Sears is a partner in a firm with her husband, John Sears. They specialize in criminal defense. It’s Clark and Sears, PLLC, in downtown Des Moines and Ankeny. She arranged a story with KCCI-TV outing herself, as it were. She tells the station that she makes an excellent living (“made $55,000 [once] in three weeks”), never fears for her safety, and is required to have frequent health check-ups.

In rural parts of Nevada, where she works, the profession is legal. She feels that this fact reduces sex trafficking. At home in Iowa, as an attorney, she takes on prostitution cases pro bono. This is addressed in a blog post on the law firm’s website from back in December. Evidently, her confessions online back then escaped media attention all this time. (Not unlike a confession on this blog.) She writes as an outreach to potential clients… “I’ve spent two years as a prostitute in a legal brothel (and a few years as a stripper) and I loved my job. I’m more familiar with the realities of sex work than the lay person is. I support your choices and your bodily autonomy and I promise not to make you feel like a criminal… because you aren’t.”

On the streets of Des Moines and throughout Iowa, prostitutes-- in the shadows-- turn tricks for a couple hundred dollars. Politicians turn their tricks for no less than a $100k contribution. It’s economics of scale. And a rigged ballgame. Prosecution of this particular “crime” targets the underclass, making it very American indeed. And it’s hardly the only capitalist venture we prefer to keep unregulated.

Its day is coming however, and Sears is in a unique position to light the way as she demonstrates great courage. Half a century ago, gambling was illegal in almost all of the United States. So was marijuana use. And abortion. And pornography. And homosexual relations.
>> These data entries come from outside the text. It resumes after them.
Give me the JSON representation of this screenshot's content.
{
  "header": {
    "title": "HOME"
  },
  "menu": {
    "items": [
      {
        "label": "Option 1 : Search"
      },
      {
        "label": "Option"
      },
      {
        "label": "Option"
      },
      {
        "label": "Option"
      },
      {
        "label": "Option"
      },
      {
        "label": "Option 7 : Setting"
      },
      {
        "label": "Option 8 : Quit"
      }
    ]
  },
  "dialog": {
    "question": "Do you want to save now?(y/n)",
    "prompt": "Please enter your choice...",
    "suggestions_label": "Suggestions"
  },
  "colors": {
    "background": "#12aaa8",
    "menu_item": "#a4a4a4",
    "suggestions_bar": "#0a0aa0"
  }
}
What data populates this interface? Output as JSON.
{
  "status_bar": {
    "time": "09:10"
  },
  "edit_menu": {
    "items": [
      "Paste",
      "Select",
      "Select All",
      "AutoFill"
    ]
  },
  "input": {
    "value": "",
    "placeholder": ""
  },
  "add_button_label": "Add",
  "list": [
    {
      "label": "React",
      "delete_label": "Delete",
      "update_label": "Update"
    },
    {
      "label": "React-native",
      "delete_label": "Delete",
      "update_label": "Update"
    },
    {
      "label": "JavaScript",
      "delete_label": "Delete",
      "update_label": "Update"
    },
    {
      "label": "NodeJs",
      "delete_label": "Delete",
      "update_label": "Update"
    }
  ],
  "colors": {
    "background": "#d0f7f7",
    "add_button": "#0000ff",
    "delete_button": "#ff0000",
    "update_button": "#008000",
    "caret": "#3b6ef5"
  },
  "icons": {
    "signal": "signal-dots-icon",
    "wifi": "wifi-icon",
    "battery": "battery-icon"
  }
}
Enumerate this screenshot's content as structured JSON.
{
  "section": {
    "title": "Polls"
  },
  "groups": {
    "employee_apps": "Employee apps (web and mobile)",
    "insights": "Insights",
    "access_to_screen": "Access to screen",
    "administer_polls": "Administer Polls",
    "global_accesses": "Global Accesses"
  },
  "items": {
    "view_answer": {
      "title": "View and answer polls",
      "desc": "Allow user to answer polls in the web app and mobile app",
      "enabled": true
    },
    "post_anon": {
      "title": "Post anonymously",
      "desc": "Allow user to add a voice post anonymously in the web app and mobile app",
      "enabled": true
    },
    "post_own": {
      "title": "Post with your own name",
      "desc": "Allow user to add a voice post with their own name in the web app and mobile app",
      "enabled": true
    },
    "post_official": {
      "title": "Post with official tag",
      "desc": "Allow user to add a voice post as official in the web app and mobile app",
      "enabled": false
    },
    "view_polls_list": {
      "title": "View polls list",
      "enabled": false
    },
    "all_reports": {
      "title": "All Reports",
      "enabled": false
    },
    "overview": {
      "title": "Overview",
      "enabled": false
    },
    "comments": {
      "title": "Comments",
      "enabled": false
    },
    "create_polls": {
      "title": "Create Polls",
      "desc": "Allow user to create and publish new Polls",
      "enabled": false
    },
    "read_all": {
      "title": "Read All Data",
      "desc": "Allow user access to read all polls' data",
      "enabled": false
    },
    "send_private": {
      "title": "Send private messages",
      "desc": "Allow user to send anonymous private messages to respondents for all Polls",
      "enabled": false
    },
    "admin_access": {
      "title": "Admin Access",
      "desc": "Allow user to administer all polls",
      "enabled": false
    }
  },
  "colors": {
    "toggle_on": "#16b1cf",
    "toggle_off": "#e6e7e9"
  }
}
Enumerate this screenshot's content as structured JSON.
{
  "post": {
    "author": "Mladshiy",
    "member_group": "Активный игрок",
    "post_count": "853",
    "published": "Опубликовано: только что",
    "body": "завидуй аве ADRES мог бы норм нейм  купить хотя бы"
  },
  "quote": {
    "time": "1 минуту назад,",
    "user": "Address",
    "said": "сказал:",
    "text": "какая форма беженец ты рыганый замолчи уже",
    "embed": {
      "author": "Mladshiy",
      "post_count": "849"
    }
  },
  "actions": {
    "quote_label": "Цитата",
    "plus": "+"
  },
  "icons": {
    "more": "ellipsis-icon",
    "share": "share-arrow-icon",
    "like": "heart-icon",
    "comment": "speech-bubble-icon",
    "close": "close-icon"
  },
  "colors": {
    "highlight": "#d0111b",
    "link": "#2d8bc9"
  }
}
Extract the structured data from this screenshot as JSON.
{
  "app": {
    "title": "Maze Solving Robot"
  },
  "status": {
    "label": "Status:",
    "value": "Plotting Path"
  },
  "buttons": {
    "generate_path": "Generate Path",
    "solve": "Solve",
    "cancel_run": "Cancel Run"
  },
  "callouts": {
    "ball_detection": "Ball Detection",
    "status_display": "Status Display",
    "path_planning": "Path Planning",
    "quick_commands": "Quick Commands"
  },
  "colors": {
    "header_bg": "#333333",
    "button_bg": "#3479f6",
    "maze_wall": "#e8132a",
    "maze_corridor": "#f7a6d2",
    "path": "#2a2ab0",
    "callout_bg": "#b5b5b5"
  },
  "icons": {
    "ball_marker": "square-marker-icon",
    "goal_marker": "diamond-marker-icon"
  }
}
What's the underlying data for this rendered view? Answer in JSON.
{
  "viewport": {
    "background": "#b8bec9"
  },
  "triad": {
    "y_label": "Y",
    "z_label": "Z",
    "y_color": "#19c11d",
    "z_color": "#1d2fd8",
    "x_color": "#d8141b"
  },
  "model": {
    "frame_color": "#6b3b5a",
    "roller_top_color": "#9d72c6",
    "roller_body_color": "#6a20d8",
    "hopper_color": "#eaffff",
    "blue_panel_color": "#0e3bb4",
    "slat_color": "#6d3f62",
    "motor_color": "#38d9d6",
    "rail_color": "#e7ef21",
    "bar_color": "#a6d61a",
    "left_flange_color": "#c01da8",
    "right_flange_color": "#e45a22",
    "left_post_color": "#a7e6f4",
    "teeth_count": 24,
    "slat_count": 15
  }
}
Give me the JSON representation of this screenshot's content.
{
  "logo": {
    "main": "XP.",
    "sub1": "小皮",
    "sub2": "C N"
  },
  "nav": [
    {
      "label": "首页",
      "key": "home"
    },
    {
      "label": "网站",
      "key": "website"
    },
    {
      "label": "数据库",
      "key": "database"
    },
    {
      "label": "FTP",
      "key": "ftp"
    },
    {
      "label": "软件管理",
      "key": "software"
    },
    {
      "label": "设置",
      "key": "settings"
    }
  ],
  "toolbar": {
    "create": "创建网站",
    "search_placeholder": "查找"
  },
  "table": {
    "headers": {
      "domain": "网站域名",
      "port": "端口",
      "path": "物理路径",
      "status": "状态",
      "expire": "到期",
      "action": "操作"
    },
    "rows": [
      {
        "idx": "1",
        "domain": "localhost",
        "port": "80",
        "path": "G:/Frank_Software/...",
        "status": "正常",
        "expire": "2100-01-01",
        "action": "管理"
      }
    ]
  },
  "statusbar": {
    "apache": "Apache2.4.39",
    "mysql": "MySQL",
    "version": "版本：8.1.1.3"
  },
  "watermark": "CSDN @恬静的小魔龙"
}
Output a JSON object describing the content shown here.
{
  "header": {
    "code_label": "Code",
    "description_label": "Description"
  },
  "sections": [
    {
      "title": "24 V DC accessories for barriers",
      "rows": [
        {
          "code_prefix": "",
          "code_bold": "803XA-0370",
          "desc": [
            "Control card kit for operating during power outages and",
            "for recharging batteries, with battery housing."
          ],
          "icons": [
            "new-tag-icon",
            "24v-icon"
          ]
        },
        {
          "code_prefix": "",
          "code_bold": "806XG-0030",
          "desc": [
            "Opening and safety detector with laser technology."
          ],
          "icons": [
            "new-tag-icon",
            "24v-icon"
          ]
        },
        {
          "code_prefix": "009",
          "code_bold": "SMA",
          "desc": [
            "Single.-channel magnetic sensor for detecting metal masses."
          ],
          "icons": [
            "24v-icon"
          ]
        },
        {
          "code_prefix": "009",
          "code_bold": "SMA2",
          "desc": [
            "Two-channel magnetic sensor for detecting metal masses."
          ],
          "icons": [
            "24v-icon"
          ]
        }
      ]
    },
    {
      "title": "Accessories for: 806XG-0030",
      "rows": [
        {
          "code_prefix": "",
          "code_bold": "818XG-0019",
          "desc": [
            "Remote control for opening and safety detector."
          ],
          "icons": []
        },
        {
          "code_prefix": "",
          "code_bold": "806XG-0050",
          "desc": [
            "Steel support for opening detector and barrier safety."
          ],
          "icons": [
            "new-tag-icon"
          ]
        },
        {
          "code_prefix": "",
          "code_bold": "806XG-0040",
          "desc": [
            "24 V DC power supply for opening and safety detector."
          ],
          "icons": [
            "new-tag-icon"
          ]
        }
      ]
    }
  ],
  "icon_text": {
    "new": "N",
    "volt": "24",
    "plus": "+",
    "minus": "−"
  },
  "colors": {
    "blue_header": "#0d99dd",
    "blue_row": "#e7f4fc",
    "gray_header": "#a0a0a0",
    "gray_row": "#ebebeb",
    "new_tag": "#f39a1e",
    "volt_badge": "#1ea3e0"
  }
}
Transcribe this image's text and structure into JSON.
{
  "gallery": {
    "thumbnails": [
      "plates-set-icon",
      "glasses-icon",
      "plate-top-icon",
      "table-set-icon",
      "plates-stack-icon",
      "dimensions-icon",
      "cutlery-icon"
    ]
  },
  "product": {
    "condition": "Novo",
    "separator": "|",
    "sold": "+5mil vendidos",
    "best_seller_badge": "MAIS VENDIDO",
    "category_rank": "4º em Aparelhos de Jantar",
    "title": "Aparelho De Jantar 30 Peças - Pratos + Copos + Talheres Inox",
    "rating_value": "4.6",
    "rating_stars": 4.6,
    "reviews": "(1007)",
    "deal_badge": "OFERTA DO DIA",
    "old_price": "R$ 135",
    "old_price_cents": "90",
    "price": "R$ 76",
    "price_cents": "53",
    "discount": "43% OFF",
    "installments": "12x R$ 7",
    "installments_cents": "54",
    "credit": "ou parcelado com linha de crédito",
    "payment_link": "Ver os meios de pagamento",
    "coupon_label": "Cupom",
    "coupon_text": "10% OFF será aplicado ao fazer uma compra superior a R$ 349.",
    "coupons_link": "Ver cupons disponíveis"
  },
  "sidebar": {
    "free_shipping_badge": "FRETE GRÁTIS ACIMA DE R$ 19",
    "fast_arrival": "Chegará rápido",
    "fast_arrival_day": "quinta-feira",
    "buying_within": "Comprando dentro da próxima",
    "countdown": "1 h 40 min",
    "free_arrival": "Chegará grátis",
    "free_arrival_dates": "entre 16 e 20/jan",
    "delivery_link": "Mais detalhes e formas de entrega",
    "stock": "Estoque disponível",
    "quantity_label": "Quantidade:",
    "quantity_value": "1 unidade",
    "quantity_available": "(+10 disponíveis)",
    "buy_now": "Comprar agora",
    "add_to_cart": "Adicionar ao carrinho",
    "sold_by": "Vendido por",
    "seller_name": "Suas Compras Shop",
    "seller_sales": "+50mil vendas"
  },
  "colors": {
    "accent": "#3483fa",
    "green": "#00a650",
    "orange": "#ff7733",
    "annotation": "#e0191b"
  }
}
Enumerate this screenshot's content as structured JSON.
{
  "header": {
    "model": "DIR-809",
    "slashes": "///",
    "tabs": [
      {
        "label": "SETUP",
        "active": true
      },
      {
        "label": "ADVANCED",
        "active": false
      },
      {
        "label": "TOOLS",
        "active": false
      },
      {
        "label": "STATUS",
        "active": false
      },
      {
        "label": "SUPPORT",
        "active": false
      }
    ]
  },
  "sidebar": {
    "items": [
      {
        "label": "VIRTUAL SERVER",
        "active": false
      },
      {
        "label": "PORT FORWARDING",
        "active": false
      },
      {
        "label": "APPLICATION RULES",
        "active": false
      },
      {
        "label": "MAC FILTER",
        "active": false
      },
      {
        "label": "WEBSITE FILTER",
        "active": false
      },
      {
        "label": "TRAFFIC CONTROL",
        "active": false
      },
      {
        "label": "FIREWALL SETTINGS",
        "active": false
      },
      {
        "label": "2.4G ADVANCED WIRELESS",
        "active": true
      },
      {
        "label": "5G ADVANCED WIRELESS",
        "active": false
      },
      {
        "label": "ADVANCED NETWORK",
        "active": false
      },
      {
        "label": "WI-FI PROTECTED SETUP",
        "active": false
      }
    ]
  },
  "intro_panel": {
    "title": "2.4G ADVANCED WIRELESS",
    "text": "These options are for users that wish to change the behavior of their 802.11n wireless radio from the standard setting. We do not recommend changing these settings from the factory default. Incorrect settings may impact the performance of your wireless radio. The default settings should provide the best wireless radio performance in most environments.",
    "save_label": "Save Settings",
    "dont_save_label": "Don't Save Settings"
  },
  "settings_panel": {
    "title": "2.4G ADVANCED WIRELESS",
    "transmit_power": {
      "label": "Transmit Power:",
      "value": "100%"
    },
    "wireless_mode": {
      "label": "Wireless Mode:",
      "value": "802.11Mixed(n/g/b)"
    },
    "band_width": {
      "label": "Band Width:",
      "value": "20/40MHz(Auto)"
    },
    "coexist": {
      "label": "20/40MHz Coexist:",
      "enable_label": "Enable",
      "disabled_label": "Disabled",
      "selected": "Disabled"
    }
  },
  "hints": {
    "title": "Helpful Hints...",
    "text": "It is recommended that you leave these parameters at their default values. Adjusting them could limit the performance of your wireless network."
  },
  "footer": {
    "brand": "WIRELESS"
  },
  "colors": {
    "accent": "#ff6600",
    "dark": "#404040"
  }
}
The constitutional right to privacy, established in broad terms by the Supreme Court in 1965, has invalidated limits on freedom particularly in the sexual realm, and public attitudes have advanced at a lightning pace. Presidential candidate Tulsi Gabbard of Hawaii has stated on the campaign trail this year that sex work should not be a crime for a consenting adult.

Sexism has always been a factor in keeping the practice illegal. Criminalizing keeps economic and legal power in the hands of men. What women would benefit in financial terms could never be matched by men. In fact, it’s arguably the fastest economic model that exists for transferring wealth from men to women. Prostitutes of an independent character have always possessed a power that instills fear in the Respectables. Algren grouped them in among “members of a species so high on the food chain, it made its own rules." Inside another text, he wrote,"She does not send for men: they seek her out. And the simple irrefutable fact is that she has been essential to every society, has outlasted every society, is essential to our own and will outlast our own.” Perversely, but perhaps unsurprisingly, predominantly-male lawmaking bodies have hidden behind anti-trafficking laws as a way to combat prostitution, yet health statistics show an inverse result and are readily available.

Though submitting ourselves to scientific study has never been our strong suit, those stats show prostitutes are as many as 18 times more likely to be murdered than non-prostitutes their same age and race. Those operating in the shadows are likewise more reluctant to report being victims of violence and we can accurately surmise that this is because of the illegal nature of the trade. They’re less likely to use condoms or be tested for sexually-transmitted disease. A regulated workforce is always a safer and healthier one. Any political or social movement that claims to be working towards the goal of ending human trafficking and violence towards women must also endorse the decriminalization of prostitution or else that movement should not be taken seriously. We’re not doing anything to help the coerced women that are prostituting themselves by making consenting sex work a crime.